Document Queues and Metadata
processQueue
Manages the items that needs to be processed by the workflow, these items may or may not be sent to scanned.
Field Name | Example | Description |
---|---|---|
_id | C:\test-folder\folderA\testDocument.txt | The unique id of the document |
metadata | [depends on each connector] | The necessary metadata fields the connector needs to fetch or populate this document |
type | [depends on each connector] | The serialized version of the ItemType of the document |
status | C, P or A | The document processing status: C: Completed, means it have been already processed P: in Progress, means it is currently been processed A: Available, means it is available for been processed |
action | add, update, delete | The action to be performed to the search engine for the document |
timestamp | 1465334398471 | The time-stamp when this document was added to the queue |
signature | CBEC1210FE2D51A8166C3E70D38F8A07 | An MD5 signature, when a document changes this signature should also change |
parentId | C:\test-folder\folderA | The id of the parent document, in other words the document that scanned the current document |
processor | File_System-192.168.1.15:50505 | The identifier of the Aspire server that processed or is processing the current document |
shouldScan | false | Determines whether or not this document should be considered for scanning |
shouldProcess | true | Determines whether or not this document should be considered for being processed by the workflow |
retries | 0 | The number of times this document has been retried |
name | testDocument.txt | The name of this document |
isCrawlRootItem | false | Indicates if this is one of the root crawl items (for internal control) |
hierarchyId | C:\test-folder\folderA\testDocument.txt | Unique Id for using to generate the hierarchy for this document, it may be different from the _id field |
Example:
{ "_id" : "C:\\test-folder\\folderA\\testDocument.txt", "metadata" : { "fetchUrl" : "file://C:/test-folder/folderA/testDocument.txt", "url" : "file://C:/test-folder/folderA/testDocument.txt" }, "type" : "vtwqabl6oiadwy3pnuxhgzlbojrwq5dfmnug433mn5twszltfzqxg4djojss4y3pnvyg63tfnz2hglsgnfwgk43zon2gk3kjorsw2vdzobsqaaaaaaaaaaaaciaaa6dsaahguylwmexgyylom4xek3tvnuaaaaaaaaaaaaasaaahq4duaacgm2lmmu", "status" : "C", "action" : "add", "timestamp" : NumberLong(1465334398471), "signature" : "CBEC1210FE2D51A8166C3E70D38F8A07", "parentId" : "C:\\test-folder\\folderA", "processor" : "File_System_Source-192.168.56.1:50505", "shouldScan" : false, "shouldProcess" : true, "retries" : 0, "name" : "0.txt", "isCrawlRootItem" : false, "hiearchyId" : "C:\\test-folder\\folderA\\testDocument.txt" }
scanQueue
Manages the items that needs to be scanned by the connector, these items may or may not be have been sent to process previously.

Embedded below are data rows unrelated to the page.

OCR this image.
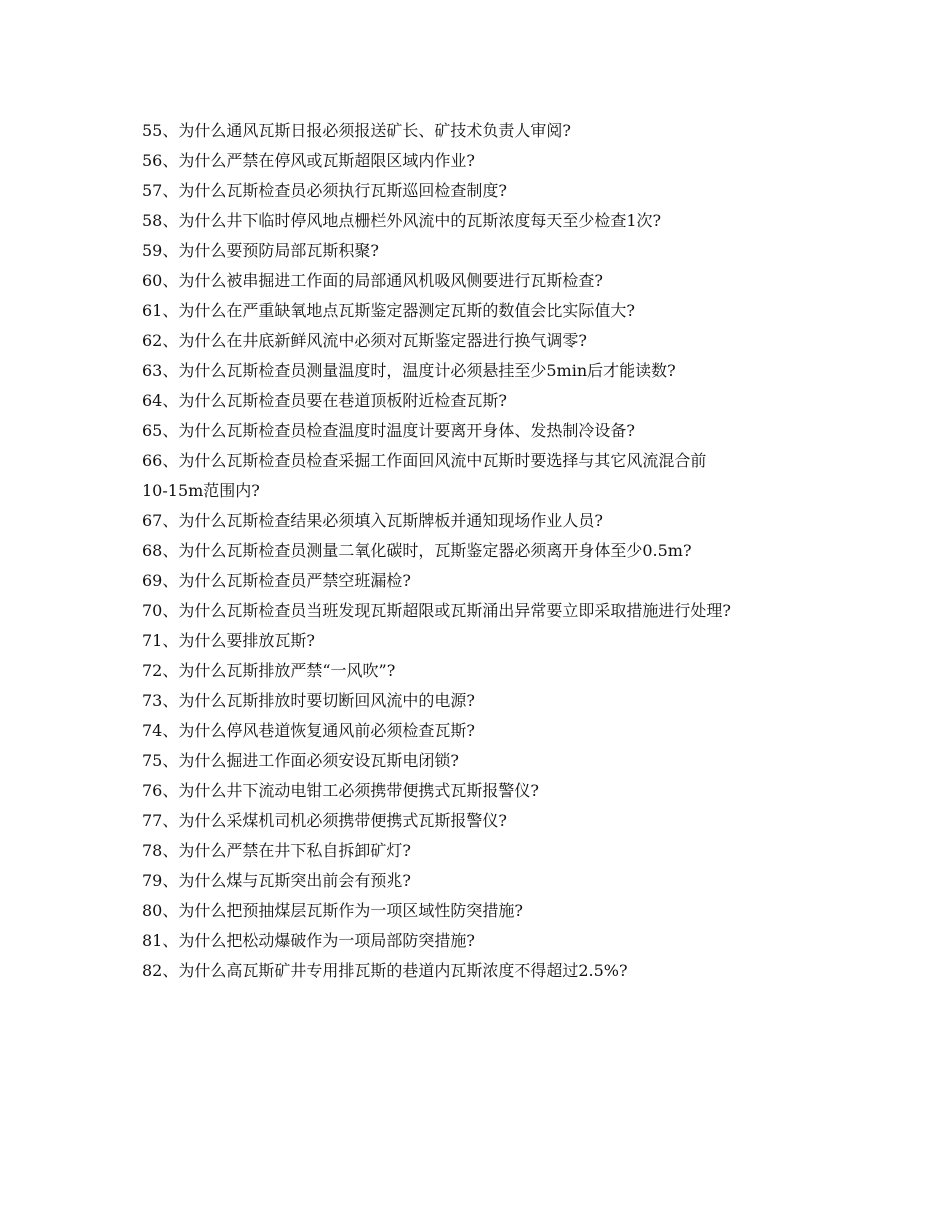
55、为什么通风瓦斯日报必须报送矿长、矿技术负责人审阅?
56、为什么严禁在停风或瓦斯超限区域内作业?
57、为什么瓦斯检查员必须执行瓦斯巡回检查制度?
58、为什么井下临时停风地点栅栏外风流中的瓦斯浓度每天至少检查1次?
59、为什么要预防局部瓦斯积聚?
60、为什么被串掘进工作面的局部通风机吸风侧要进行瓦斯检查?
61、为什么在严重缺氧地点瓦斯鉴定器测定瓦斯的数值会比实际值大?
62、为什么在井底新鲜风流中必须对瓦斯鉴定器进行换气调零?
63、为什么瓦斯检查员测量温度时，温度计必须悬挂至少5min后才能读数?
64、为什么瓦斯检查员要在巷道顶板附近检查瓦斯?
65、为什么瓦斯检查员检查温度时温度计要离开身体、发热制冷设备?
66、为什么瓦斯检查员检查采掘工作面回风流中瓦斯时要选择与其它风流混合前
10-15m范围内?
67、为什么瓦斯检查结果必须填入瓦斯牌板并通知现场作业人员?
68、为什么瓦斯检查员测量二氧化碳时，瓦斯鉴定器必须离开身体至少0.5m?
69、为什么瓦斯检查员严禁空班漏检?
70、为什么瓦斯检查员当班发现瓦斯超限或瓦斯涌出异常要立即采取措施进行处理?
71、为什么要排放瓦斯?
72、为什么瓦斯排放严禁“一风吹”?
73、为什么瓦斯排放时要切断回风流中的电源?
74、为什么停风巷道恢复通风前必须检查瓦斯?
75、为什么掘进工作面必须安设瓦斯电闭锁?
76、为什么井下流动电钳工必须携带便携式瓦斯报警仪?
77、为什么采煤机司机必须携带便携式瓦斯报警仪?
78、为什么严禁在井下私自拆卸矿灯?
79、为什么煤与瓦斯突出前会有预兆?
80、为什么把预抽煤层瓦斯作为一项区域性防突措施?
81、为什么把松动爆破作为一项局部防突措施?
82、为什么高瓦斯矿井专用排瓦斯的巷道内瓦斯浓度不得超过2.5%?
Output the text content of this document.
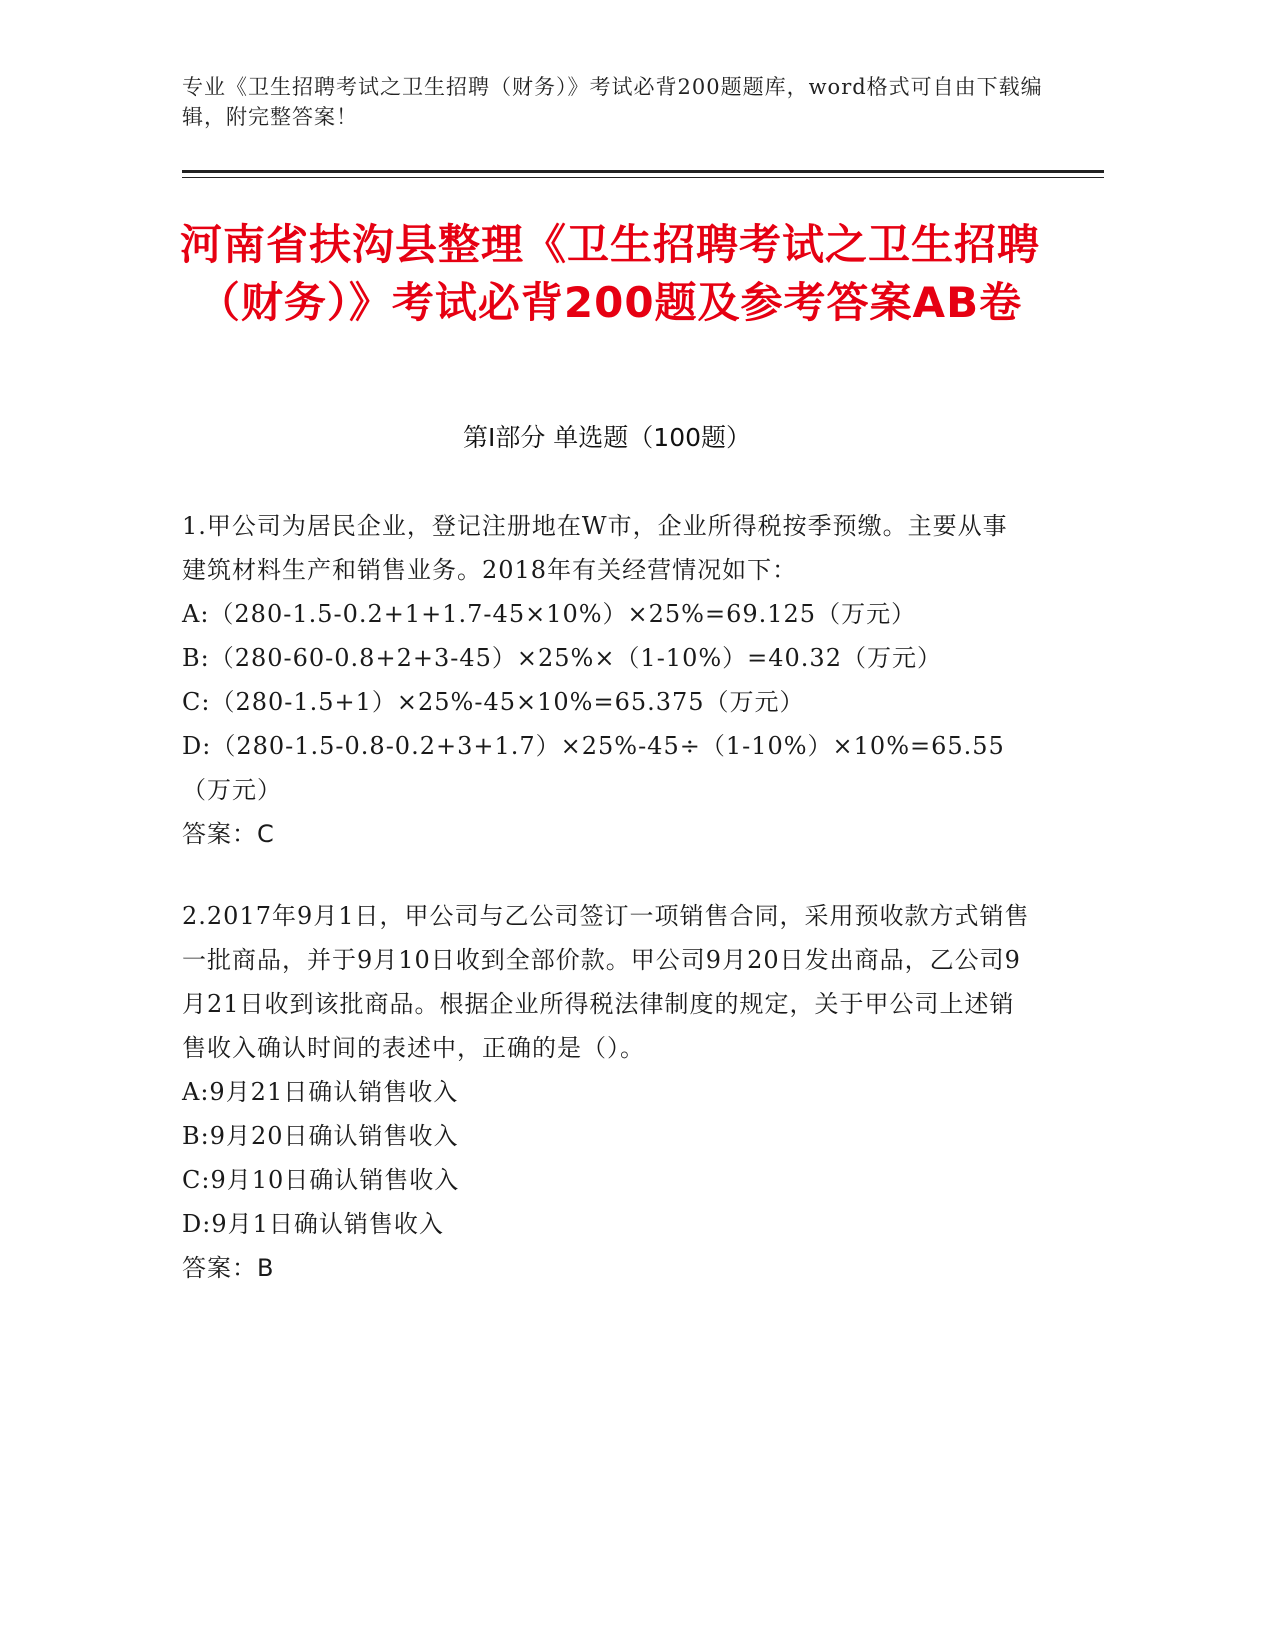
专业《卫生招聘考试之卫生招聘（财务）》考试必背200题题库，word格式可自由下载编辑，附完整答案！
河南省扶沟县整理《卫生招聘考试之卫生招聘（财务）》考试必背200题及参考答案AB卷
第Ⅰ部分 单选题（100题）

1.甲公司为居民企业，登记注册地在W市，企业所得税按季预缴。主要从事建筑材料生产和销售业务。2018年有关经营情况如下：

A:（280-1.5-0.2+1+1.7-45×10%）×25%=69.125（万元）

B:（280-60-0.8+2+3-45）×25%×（1-10%）=40.32（万元）

C:（280-1.5+1）×25%-45×10%=65.375（万元）

D:（280-1.5-0.8-0.2+3+1.7）×25%-45÷（1-10%）×10%=65.55（万元）

答案：C

2.2017年9月1日，甲公司与乙公司签订一项销售合同，采用预收款方式销售一批商品，并于9月10日收到全部价款。甲公司9月20日发出商品，乙公司9月21日收到该批商品。根据企业所得税法律制度的规定，关于甲公司上述销售收入确认时间的表述中，正确的是（）。

A:9月21日确认销售收入

B:9月20日确认销售收入

C:9月10日确认销售收入

D:9月1日确认销售收入

答案：B
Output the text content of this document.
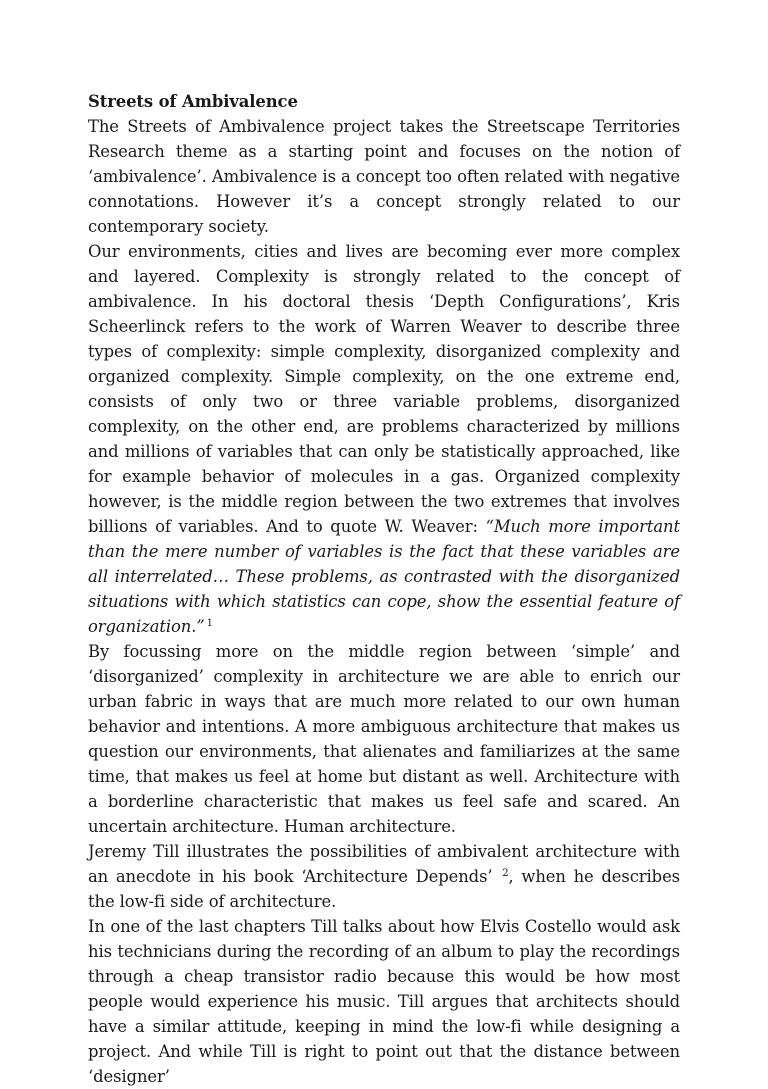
Streets of Ambivalence

The Streets of Ambivalence project takes the Streetscape Territories Research theme as a starting point and focuses on the notion of ‘ambivalence’. Ambivalence is a concept too often related with negative connotations. However it’s a concept strongly related to our contemporary society.

Our environments, cities and lives are becoming ever more complex and layered. Complexity is strongly related to the concept of ambivalence. In his doctoral thesis ‘Depth Configurations’, Kris Scheerlinck refers to the work of Warren Weaver to describe three types of complexity: simple complexity, disorganized complexity and organized complexity. Simple complexity, on the one extreme end, consists of only two or three variable problems, disorganized complexity, on the other end, are problems characterized by millions and millions of variables that can only be statistically approached, like for example behavior of molecules in a gas. Organized complexity however, is the middle region between the two extremes that involves billions of variables. And to quote W. Weaver: “Much more important than the mere number of variables is the fact that these variables are all interrelated… These problems, as contrasted with the disorganized situations with which statistics can cope, show the essential feature of organization.” $^1$

By focussing more on the middle region between ‘simple’ and ‘disorganized’ complexity in architecture we are able to enrich our urban fabric in ways that are much more related to our own human behavior and intentions. A more ambiguous architecture that makes us question our environments, that alienates and familiarizes at the same time, that makes us feel at home but distant as well. Architecture with a borderline characteristic that makes us feel safe and scared. An uncertain architecture. Human architecture.

Jeremy Till illustrates the possibilities of ambivalent architecture with an anecdote in his book ‘Architecture Depends’ $^2$, when he describes the low-fi side of architecture.

In one of the last chapters Till talks about how Elvis Costello would ask his technicians during the recording of an album to play the recordings through a cheap transistor radio because this would be how most people would experience his music. Till argues that architects should have a similar attitude, keeping in mind the low-fi while designing a project. And while Till is right to point out that the distance between ‘designer’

Field Name | Example | Description |
---|---|---|
_id | C:\test-folder\folderA | The unique id of the document |
metadata | [depends on each connector] | The necessary metadata fields the connector needs to fetch or populate this document |
type | [depends on each connector] | The serialized version of the ItemType of the document |
status | C, P or A | The document processing status: C: Completed, means it have been already processed P: in Progress, means it is currently been processed A: Available, means it is available for been processed |
action | add, update, delete | The action to be performed to the search engine for the document |
timestamp | 1465334398471 | The time-stamp when this document was added to the queue |
signature | CBEC1210FE2D51A8166C3E70D38F8A07 | An MD5 signature, when a document changes this signature should also change |
parentId | C:\test-folder | The id of the parent document, in other words the document that scanned the current document |
processor | File_System-192.168.1.15:50505 | The identifier of the Aspire server that processed or is processing the current document |
shouldScan | false | Determines whether or not this document should be considered for scanning |
shouldProcess | true | Determines whether or not this document was considered for being processed by the workflow |
retries | 0 | The number of times this document has been retried |
name | folderA | The name of this document |
isCrawlRootItem | false | Indicates if this is one of the root crawl items (for internal control) |
hierarchyId | C:\test-folder\folderA\testDocument.txt | Unique Id for using to generate the hierarchy for this document, it may be different from the _id field |
Example:
{ "_id" : "C:\\test-folder\\folderA", "metadata" : { "fetchUrl" : "file://C:/test-folder/folderA", "url" : "file://C:/test-folder/folderA", "displayUrl" : "C:\\test-folder\\folderA", "lastModified" : "2016-02-23T17:08:55Z", "dataSize" : 0, "acls" : null }, "type" : "vtwqabl6oiadwy3pnuxhgzlbojrwq5dfmnug433mn5twszltfzqxg4djojss4y3pnvyg63tfnz2hglsgnfwgk43zon2gk3kjorsw2vdzobsqaaaaaaaaaaaaciaaa6dsaahguylwmexgyylom4xek3tvnuaaaaaaaaaaaaasaaahq4duaadgm33mmrsxe", "status" : "C", "action" : "add", "timestamp" : NumberLong(1465334398103), "signature" : "CD2C65824E45BFE94C71970EEEA18A8C", "parentId" : "C:\\test-folder", "processor" : "File_System_Source-192.168.56.1:50505", "shouldScan" : true, "shouldProcess" : true, "retries" : 0, "name" : "folderA", "isCrawlRootItem" : false, "hiearchyId" : "C:\\test-folder\\folderA" }
hierarchy
Holds the hierarchy information about every single parent document scanned by the connector, each parent contains the information about all its parents all the way up to the root document.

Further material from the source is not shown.